Schnake Turnbo Frank
- Industry: Marketing, Public relations
- Founded: 1970
- Founder: Chuck Schnake
- Headquarters: Tulsa, Oklahoma, Oklahoma City, Oklahoma
- Key people: Russ Florence (CEO)
- Website: schnake.com

= Schnake Turnbo Frank =

Schnake Turnbo Frank is a public relations and leadership development firm with offices in Tulsa, Oklahoma and Oklahoma City, Oklahoma. Founded in 1970 in Tulsa by Charles Schnake, STF is the oldest public relations firm in Oklahoma. Steve Turnbo joined the firm in 1982, creating Schnake Turnbo & Associates.
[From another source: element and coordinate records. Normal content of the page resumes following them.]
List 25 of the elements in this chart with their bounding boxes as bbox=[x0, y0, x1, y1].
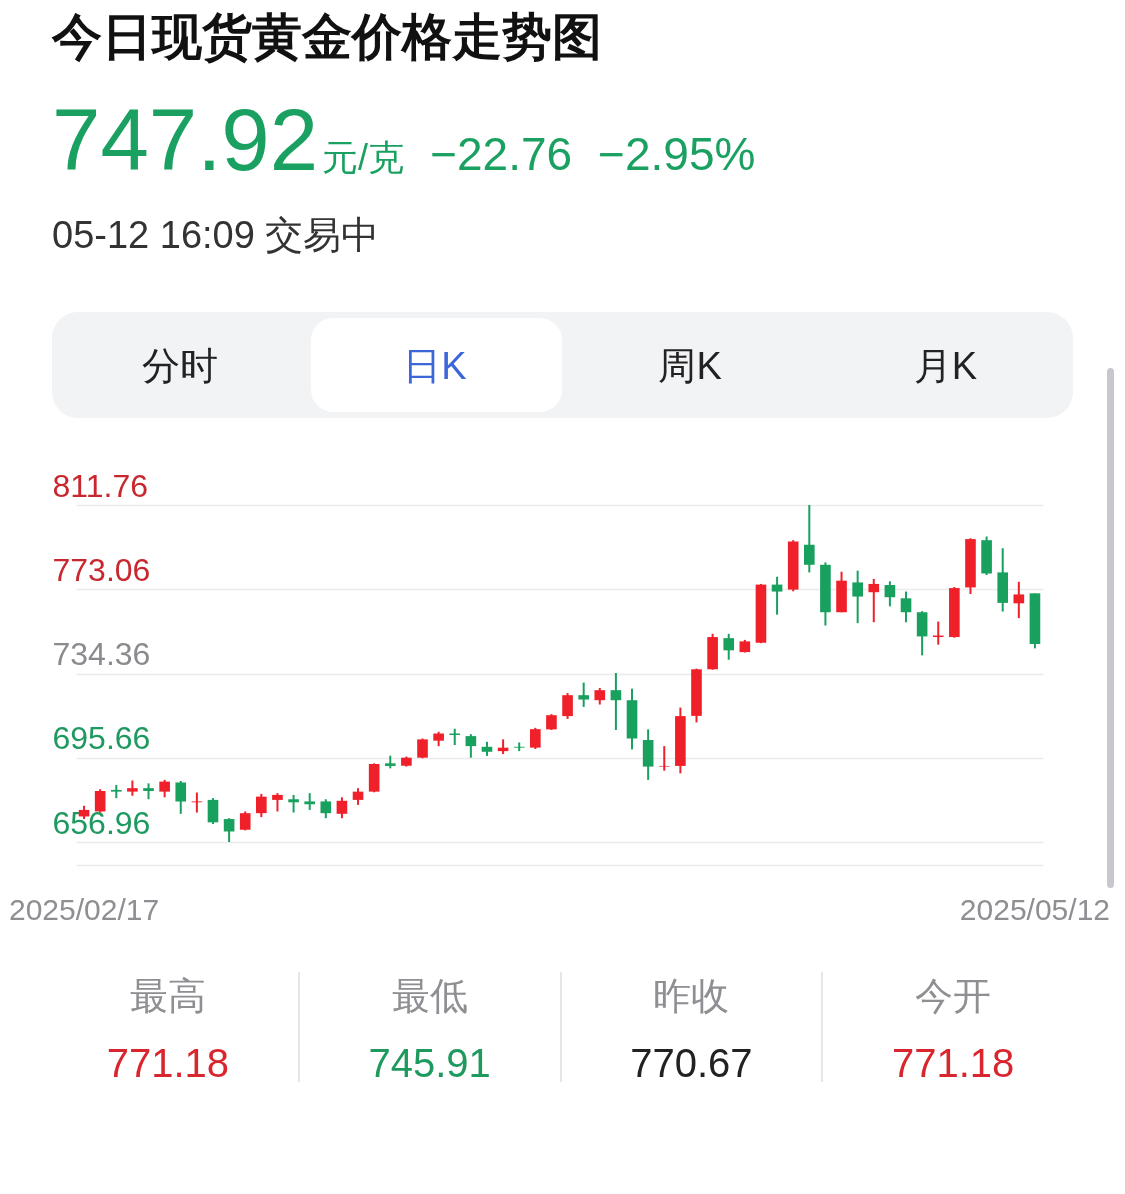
text: 月K bbox=[913, 345, 978, 387]
text: 最低 bbox=[391, 975, 468, 1017]
text: 745.91 bbox=[368, 1041, 491, 1085]
text: 747.92 bbox=[52, 91, 319, 188]
y-tick-label: 656.96 bbox=[52, 804, 151, 841]
y-tick-label: 811.76 bbox=[52, 467, 148, 504]
text: −22.76 bbox=[430, 128, 573, 180]
text: 周K bbox=[658, 345, 722, 387]
chart-title: 今日现货黄金价格走势图 bbox=[52, 9, 602, 65]
text: 05-12 16:09 交易中 bbox=[52, 214, 380, 256]
x-tick-label: 2025/05/12 bbox=[959, 892, 1111, 926]
text: 今开 bbox=[915, 975, 992, 1017]
text: 日K bbox=[403, 345, 467, 387]
y-tick-label: 734.36 bbox=[52, 636, 151, 673]
text: 元/克 bbox=[322, 137, 405, 178]
x-tick-label: 2025/02/17 bbox=[8, 892, 160, 926]
text: 771.18 bbox=[891, 1041, 1015, 1085]
text: 770.67 bbox=[630, 1041, 753, 1085]
y-tick-label: 773.06 bbox=[52, 551, 151, 588]
text: 昨收 bbox=[653, 975, 730, 1017]
text: 分时 bbox=[141, 345, 218, 387]
text: 最高 bbox=[129, 975, 206, 1017]
text: −2.95% bbox=[598, 128, 756, 180]
y-tick-label: 695.66 bbox=[52, 720, 151, 757]
text: 771.18 bbox=[106, 1041, 230, 1085]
Schnake served as chairman emeritus until 2023, when he died at the age of 78.

== History ==
The firm was founded in 1970 by Chuck Schnake. Steve Turnbo joined the company in 1982.
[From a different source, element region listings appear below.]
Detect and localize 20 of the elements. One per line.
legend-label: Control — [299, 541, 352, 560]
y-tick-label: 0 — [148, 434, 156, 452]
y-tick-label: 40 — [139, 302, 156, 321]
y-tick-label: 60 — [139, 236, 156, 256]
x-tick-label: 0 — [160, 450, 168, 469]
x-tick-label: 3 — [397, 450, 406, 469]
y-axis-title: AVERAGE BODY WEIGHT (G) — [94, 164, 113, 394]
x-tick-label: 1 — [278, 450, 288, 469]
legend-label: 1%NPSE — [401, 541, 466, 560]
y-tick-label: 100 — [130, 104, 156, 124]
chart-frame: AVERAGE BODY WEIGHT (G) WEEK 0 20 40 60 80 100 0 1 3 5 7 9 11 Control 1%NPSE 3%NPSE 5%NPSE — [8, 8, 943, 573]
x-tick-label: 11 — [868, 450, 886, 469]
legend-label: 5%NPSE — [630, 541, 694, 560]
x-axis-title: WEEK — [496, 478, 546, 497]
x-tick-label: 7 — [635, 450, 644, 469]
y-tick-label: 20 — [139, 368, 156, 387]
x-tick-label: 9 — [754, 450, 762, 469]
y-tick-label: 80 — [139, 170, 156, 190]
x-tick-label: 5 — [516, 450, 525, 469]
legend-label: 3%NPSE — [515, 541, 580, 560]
Becky J. Frank joined the firm as a partner in 2000 and was named CEO in 2006. She now serves as a Partner and Chair in the company. Russ Florence joined the firm in 2000 and has been a partner in the company since 2007. In 2022, Florence was named CEO.

In 2008, the firm expanded into Oklahoma City. In 2009, it was announced that Schnake Turnbo was acquired by Becky Frank and Russ Florence.

Aaron Fulkerson and David Wagner joined the firm in 2010 and now serve as partners.